CHAPTER - 3

Conceptual Questions

Question-1

The p-values in Table 3.4 correspond to hypothesis tests that examine whether TV, radio, and newspaper advertising budgets have a significant impact on sales.

Null Hypotheses (H₀) in terms of sales:

H₀ (TV): Spending on TV advertisements has no impact on sales.
H₀ (Radio): Spending on radio advertisements has no impact on sales.
H₀ (Newspaper): Spending on newspaper advertisements has no impact on sales.

Explanation of p-values:

The p-value for TV advertising is very small, indicating strong evidence that
increasing TV ad spending leads to increased sales.
The p-value for radio advertising is also very small, suggesting that
radio ads significantly contribute to sales growth.
The p-value for newspaper advertising is relatively large, meaning that
there is no strong evidence that newspaper ads impact sales.
TV and radio ads are effective in increasing sales, so companies should
focus more on these mediums.
Newspaper ads do not have a significant effect on sales, so they may not
be a cost-effective way to boost sales.

Question-2

The K-Nearest Neighbors (KNN) method is a non-parametric machine learning algorithm used for both classification and regression tasks. However, its application differs based on whether the target variable is categorical (classification) or continuous (regression).

KNN Classification

Used when the target variable is categorical.
The algorithm finds the k nearest data points based on distance.
It then assigns the majority class among the k neighbors to the test point.
Can be used for both binary and multi-class classification:
- Binary Classification: Only two possible classes.
- Multi-Class Classification: More than two possible classes.
Example: Predicting whether an email is spam (Yes/No) based on word frequency.

KNN Regression

Used when the target variable is continuous.
The algorithm finds the k nearest data points and computes the average (or weighted average) of their target values.
The predicted value is a numerical output rather than a category.
Example: Predicting the price of a house based on its size, number of rooms and location.

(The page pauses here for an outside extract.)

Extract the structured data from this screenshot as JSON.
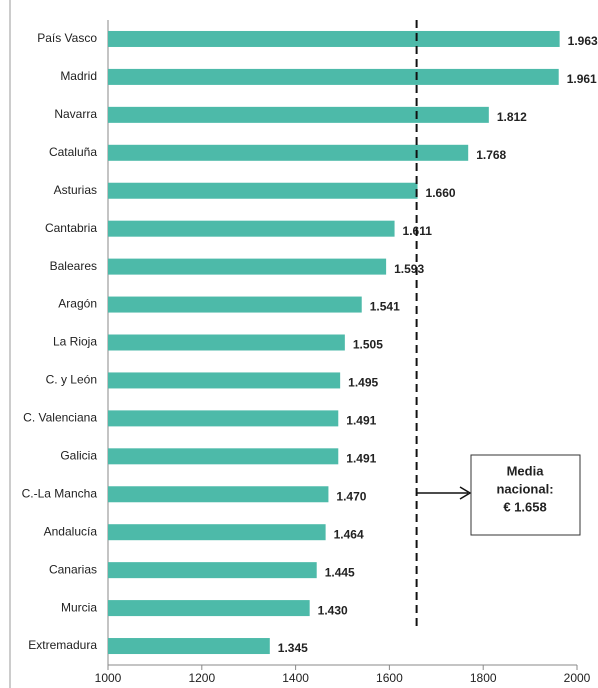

Key Differences Between KNN Classifier and KNN Regression

Feature	KNN Classification	KNN Regression
Target Variable	Categorical (classes)	Continuous (numerical)
Prediction Output	Majority class of k neighbor’s	Average of k neighbor’s values
Example	Predicting if a customer will buy a product (Yes/No)	Predicting the price of a product
Decision Rule	Voting among k nearest neighbors	Mean or weighted mean of k nearest values

General Classification (Not Just Binary)

KNN works for multi-class classification, where there are more than two possible classes.
Instead of a simple Yes/No (binary classification), it assigns the test point to the most common class among the k neighbors.
Example: Classifying types of flowers as “Setosa”, “Versicolor” or “Virginica” based on petal and sepal measurements.
KNN classification can handle both binary and multi-class problems.
The main difference lies in how predictions are made majority voting (classification) vs. numerical averaging (regression).

Question -3

We are given a regression model to predict starting salary after graduation (in thousands of dollars) based on the following predictors:

GPA ($X_1$)
IQ ($X_2$)
Level ($X_3$) → 1 for College and 0 for High School
Interaction between GPA and IQ ($X_4 = X_1 \times X_2$)
Interaction between GPA and Level ($X_5 = X_1 \times X_3$)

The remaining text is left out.